No matter which way you looked at it, the bulls had four buttocks. Lined up, ready to strut into the show ring at the Great Yorkshire Show, rosettes on their shiny new collars, coats freshly coiffed and tails trimmed of poo, they were splendid specimens of bovine breeding. But yet they had four buttocks. I counted them. One. Two. Three. Four. Noel counted them. One. Two. Three Four. Yup. Four.
Son-in-law Tom, a cattle farmer, has tried his best to educate the two oldie townies in countryside know-how. As we entered the cattle sheds at the show, he explained that the cows were the ones with the boobies and the bulls, well, they really didn't need any explanation, it was plain to see and would definitely have had someone's eye out.
The buttock phenomenon, as we came to call it, had a simple explanation. People like rump steak, the more rumps, the more steak, these beasts were bred for their buttocks. It's enough to turn you vegetarian.
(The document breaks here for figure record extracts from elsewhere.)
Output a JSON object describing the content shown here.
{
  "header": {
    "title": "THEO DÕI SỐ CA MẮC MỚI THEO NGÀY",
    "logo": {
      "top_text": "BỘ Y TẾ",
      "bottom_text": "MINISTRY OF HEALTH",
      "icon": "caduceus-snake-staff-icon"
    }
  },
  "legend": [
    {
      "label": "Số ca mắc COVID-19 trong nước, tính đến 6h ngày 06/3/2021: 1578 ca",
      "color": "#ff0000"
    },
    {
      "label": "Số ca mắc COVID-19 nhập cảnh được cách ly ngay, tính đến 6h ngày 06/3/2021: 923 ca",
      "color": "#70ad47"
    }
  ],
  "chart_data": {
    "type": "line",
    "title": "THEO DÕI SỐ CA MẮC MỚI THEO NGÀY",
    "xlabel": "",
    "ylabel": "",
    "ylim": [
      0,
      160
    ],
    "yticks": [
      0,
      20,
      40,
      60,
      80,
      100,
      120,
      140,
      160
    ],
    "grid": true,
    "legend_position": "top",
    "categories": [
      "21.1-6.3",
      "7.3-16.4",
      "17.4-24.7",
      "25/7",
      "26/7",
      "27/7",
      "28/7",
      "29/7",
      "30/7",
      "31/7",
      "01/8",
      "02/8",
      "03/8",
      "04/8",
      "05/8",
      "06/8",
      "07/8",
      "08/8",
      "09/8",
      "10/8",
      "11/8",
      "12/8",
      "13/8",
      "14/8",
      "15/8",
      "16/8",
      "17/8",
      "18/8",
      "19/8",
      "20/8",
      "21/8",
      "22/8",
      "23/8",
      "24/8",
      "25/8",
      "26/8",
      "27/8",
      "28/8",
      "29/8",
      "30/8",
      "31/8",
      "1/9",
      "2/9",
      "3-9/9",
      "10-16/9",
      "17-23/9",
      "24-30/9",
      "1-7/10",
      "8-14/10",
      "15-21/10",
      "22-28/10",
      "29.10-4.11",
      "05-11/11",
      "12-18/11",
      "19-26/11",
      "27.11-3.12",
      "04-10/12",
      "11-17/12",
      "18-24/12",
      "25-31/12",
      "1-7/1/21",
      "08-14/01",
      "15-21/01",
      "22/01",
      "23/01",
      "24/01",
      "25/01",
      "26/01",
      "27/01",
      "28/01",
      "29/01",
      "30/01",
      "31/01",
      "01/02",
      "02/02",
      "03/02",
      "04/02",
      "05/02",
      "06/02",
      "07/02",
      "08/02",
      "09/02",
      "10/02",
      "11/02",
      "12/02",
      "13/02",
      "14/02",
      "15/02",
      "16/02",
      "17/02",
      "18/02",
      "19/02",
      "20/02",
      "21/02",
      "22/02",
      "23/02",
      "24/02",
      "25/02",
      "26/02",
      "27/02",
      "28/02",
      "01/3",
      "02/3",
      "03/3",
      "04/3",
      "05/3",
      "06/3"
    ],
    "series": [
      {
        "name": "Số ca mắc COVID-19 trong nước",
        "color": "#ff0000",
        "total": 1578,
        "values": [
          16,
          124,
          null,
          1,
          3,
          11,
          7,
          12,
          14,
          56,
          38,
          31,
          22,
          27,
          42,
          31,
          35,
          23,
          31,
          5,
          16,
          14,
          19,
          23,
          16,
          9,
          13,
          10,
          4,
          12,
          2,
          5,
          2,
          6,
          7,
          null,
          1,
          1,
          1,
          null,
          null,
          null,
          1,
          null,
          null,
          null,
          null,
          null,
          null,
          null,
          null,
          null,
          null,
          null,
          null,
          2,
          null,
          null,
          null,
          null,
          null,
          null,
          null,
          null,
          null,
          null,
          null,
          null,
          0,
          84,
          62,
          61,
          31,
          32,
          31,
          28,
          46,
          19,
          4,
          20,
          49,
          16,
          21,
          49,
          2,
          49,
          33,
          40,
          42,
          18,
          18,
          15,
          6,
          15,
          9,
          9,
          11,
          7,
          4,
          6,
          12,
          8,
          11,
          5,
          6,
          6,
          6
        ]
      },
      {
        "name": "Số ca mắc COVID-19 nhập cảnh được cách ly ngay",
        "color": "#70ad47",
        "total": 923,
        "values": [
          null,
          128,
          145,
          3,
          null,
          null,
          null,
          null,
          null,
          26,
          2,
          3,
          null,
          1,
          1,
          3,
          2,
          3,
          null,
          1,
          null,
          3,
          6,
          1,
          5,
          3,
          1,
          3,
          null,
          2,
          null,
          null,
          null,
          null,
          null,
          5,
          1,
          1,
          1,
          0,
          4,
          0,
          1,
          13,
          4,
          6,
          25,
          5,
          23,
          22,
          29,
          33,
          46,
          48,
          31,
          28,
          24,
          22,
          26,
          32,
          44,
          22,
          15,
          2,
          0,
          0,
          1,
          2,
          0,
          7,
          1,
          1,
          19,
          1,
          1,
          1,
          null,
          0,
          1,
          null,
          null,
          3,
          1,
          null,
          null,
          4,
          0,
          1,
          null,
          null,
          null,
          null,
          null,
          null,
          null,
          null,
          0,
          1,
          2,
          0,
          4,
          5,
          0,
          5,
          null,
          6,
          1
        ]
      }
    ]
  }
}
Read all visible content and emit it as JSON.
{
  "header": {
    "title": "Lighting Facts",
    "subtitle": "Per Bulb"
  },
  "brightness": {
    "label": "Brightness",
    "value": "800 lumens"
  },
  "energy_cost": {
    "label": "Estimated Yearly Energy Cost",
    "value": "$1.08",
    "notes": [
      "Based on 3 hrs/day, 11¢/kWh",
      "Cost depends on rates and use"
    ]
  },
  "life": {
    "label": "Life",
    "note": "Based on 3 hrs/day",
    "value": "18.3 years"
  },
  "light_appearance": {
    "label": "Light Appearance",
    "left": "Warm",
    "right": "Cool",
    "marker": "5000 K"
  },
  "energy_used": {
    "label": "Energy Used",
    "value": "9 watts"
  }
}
We were at the Great Yorkshire Show with most of the population of the north of England, Scotland, the Cotswolds, part of Greater London and Holland. The place was heaving, no-one walked, we all moved together in one blobby mass of ice-cream-eating humanity. Together we watched the show jumping, held our breath as we walked past the pig pens, gasped at the lumberjacks as they shinned up the posts, tested the meats and cheeses in the food hall and collected little bottles of yoghurt handed out by the trayload.
We met up with Hannah, Tom and birthday girl Lizzie, who's three tomorrow. As a farmer's daughter she can name every piece of heavy equipment, along with its manufacturer. She's not phased by the cattle and sheep – there's plenty of those at home. But the goats, well, they were a real eye opener for her, she had to give every goat a little pat on the bottom, and there were a lot of them. Fortunately they only had two buttocks, otherwise we'd have been there all day.